Starting from:

$29.99

Stream Processing Algorithms_ Homework 3

# HW 3 - CountMin Sketch

This assignment will focus on Stream Processing Algorithms, specifically the Count-Min sketch. To learn more about the Count-Min sketch, refer to the following resources:

1. http://theory.stanford.edu/~tim/s15/l/l2.pdf (Lecture Notes on Count Min Sketch)
2. https://people.cs.umass.edu/~mcgregor/711S12/countmin.pdf (Original paper on Count Min Sketch)

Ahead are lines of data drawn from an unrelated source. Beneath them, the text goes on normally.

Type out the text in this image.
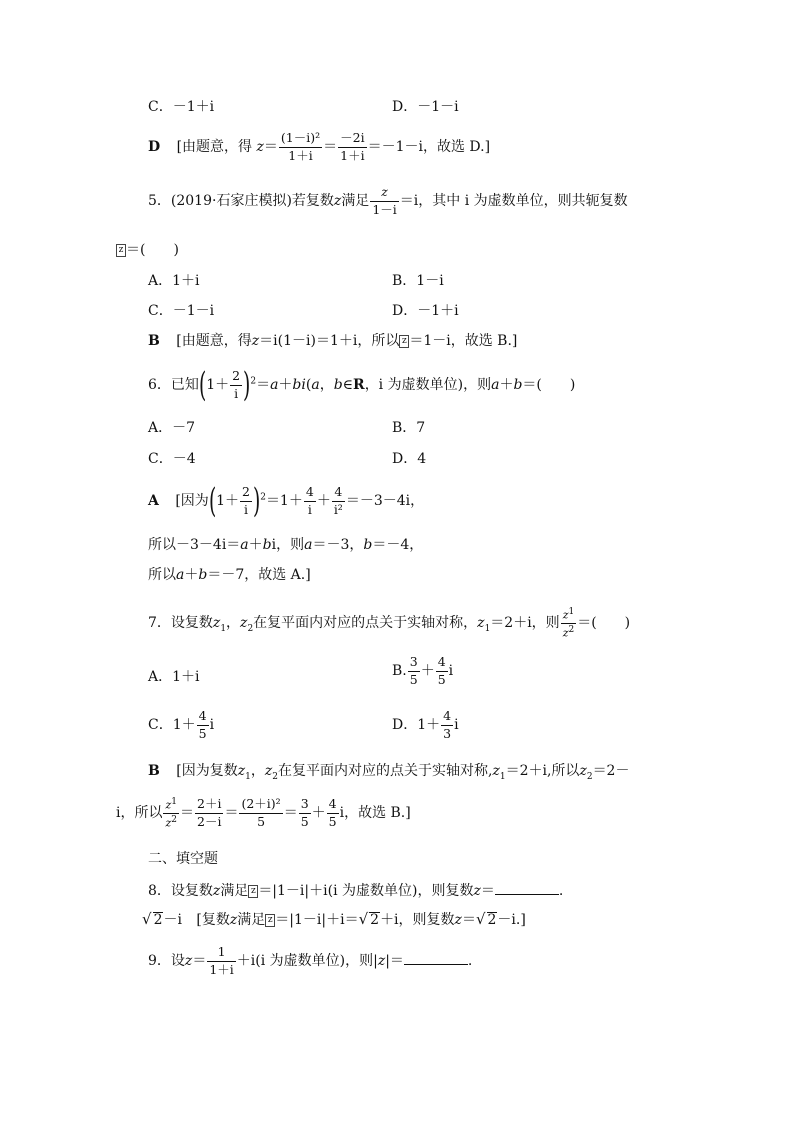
C．－1＋i	D．－1－i
D [由题意，得 $z= \frac{\text{(1－i)²}}{1+i} = \frac{-2i}{1+i} =-1-i$，故选 D.]
5．(2019·石家庄模拟)若复数z满足 $\frac{z}{1-i} =i$，其中 i 为虚数单位，则共轭复数
z ＝(　　)
A．1＋i	B．1－i
C．－1－i	D．－1＋i
B [由题意，得z＝i(1－i)＝1＋i，所以 z ＝1－i，故选 B.]
6．已知$(1+ \frac{2}{i} )^2=a+bi(a$，b∈R，i 为虚数单位)，则a＋b＝(　　)
A．－7	B．7
C．－4	D．4
A [因为$(1+ \frac{2}{i} )^2=1+ \frac{4}{i} + \frac{4}{\text{i²}} =-3-4i$，
所以－3－4i＝a＋bi，则a＝－3，b＝－4，
所以a＋b＝－7，故选 A.]
7．设复数$z_1$，$z_2$在复平面内对应的点关于实轴对称，$z_1=2+i$，则 $\frac{z^1}{z^2}$ ＝(　　)
A．1＋i	B. $\frac{3}{5} + \frac{4}{5}$ i
C．$1+ \frac{4}{5}$ i	D．$1+ \frac{4}{3}$ i
B [因为复数$z_1$，$z_2$在复平面内对应的点关于实轴对称$,z_1=2+i$,所以$z_2=2-$
i，所以 $\frac{z^1}{z^2} = \frac{2+i}{2-i} = \frac{\text{(2＋i)²}}{5} = \frac{3}{5} + \frac{4}{5}$ i，故选 B.]
二、填空题
8．设复数z满足 z ＝|1－i|＋i(i 为虚数单位)，则复数z＝	.
√ 2－i [复数z满足 z ＝|1－i|＋i＝√ 2＋i，则复数z＝√ 2－i.]
9．设$z= \frac{1}{1+i} +i(i$ 为虚数单位)，则|z|＝	.
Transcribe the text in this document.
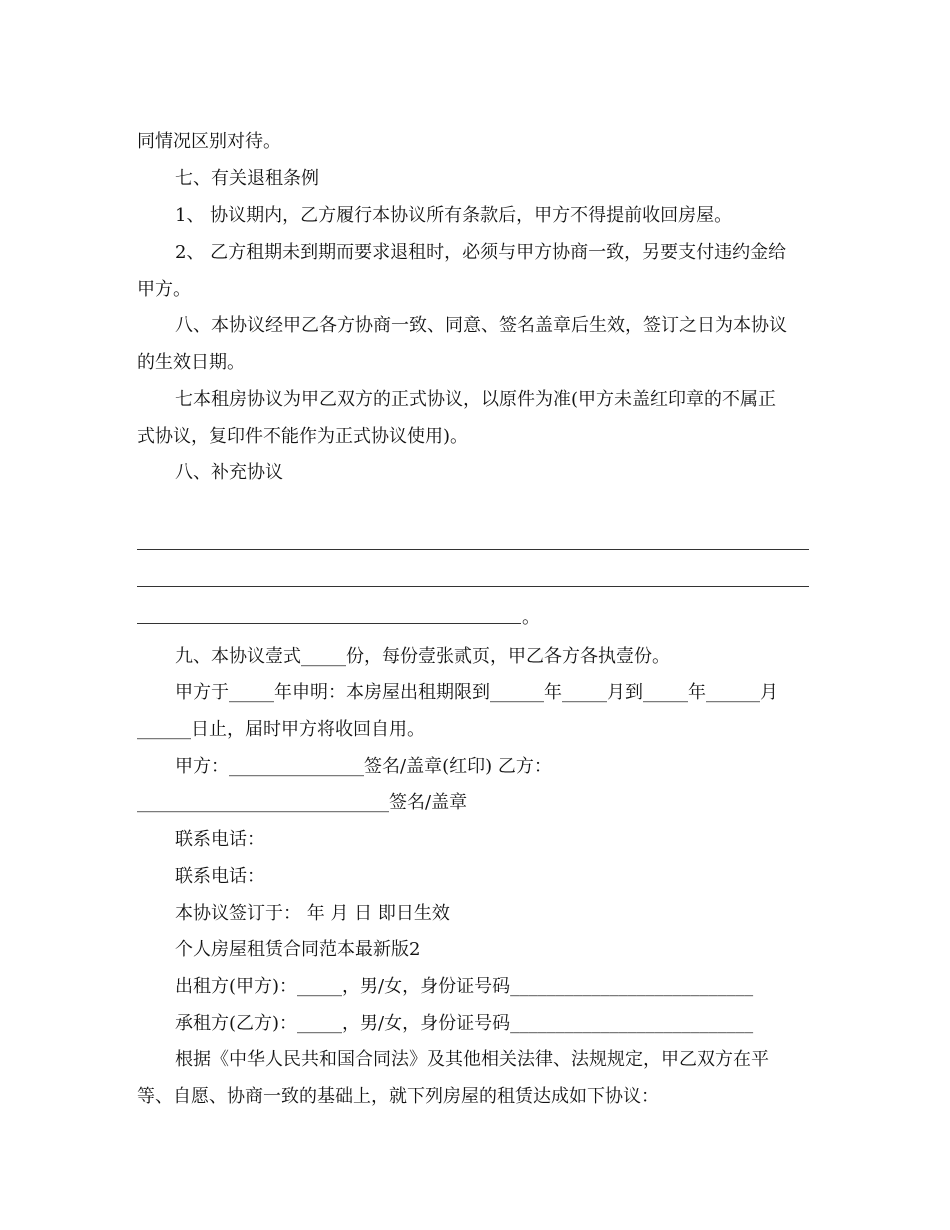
同情况区别对待。
七、有关退租条例
1、 协议期内，乙方履行本协议所有条款后，甲方不得提前收回房屋。
2、 乙方租期未到期而要求退租时，必须与甲方协商一致，另要支付违约金给
甲方。
八、本协议经甲乙各方协商一致、同意、签名盖章后生效，签订之日为本协议
的生效日期。
七本租房协议为甲乙双方的正式协议，以原件为准(甲方未盖红印章的不属正
式协议，复印件不能作为正式协议使用)。
八、补充协议
。
九、本协议壹式_____份，每份壹张贰页，甲乙各方各执壹份。
甲方于_____年申明：本房屋出租期限到______年_____月到_____年______月
______日止，届时甲方将收回自用。
甲方：_______________签名/盖章(红印) 乙方：
____________________________签名/盖章
联系电话：
联系电话：
本协议签订于： 年 月 日 即日生效
个人房屋租赁合同范本最新版2
出租方(甲方)：_____，男/女，身份证号码___________________________
承租方(乙方)：_____，男/女，身份证号码___________________________
根据《中华人民共和国合同法》及其他相关法律、法规规定，甲乙双方在平
等、自愿、协商一致的基础上，就下列房屋的租赁达成如下协议：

This is a pair programming assingment. If you work with a partner, you must make sure you have both names on all code submitted, as well as a comment on Sakai or the github page. One submission per group is fine.

-----------

## Installation of Spark

For this assignment, our goal is to stream tweets using the Twitter API and compute the frequency of hashtags using the Count-Min sketch.

## Part 1 - Running BloomFilter example

Under the TwitterStream folder, you will find a standalone implementation of BloomFilter, sample PySpark code to stream tweets using the Twitter API and print the top hashtags, and finally an integrated spark / bloomfilter example.

Please try the provided examples before proceeding to work on the homework.


## Part 2 - Implement CountMin Sketch

In the first part of the homework, you will implement a probabilistic data structure called a Count-Min sketch. The idea behind probabilistic data structures is that you can get an approximate answer very close to the actual answer while using less memory than a general hash function! Count-Min sketch is one such data structure and it is used to get the frequency of elements within a certain accuracy.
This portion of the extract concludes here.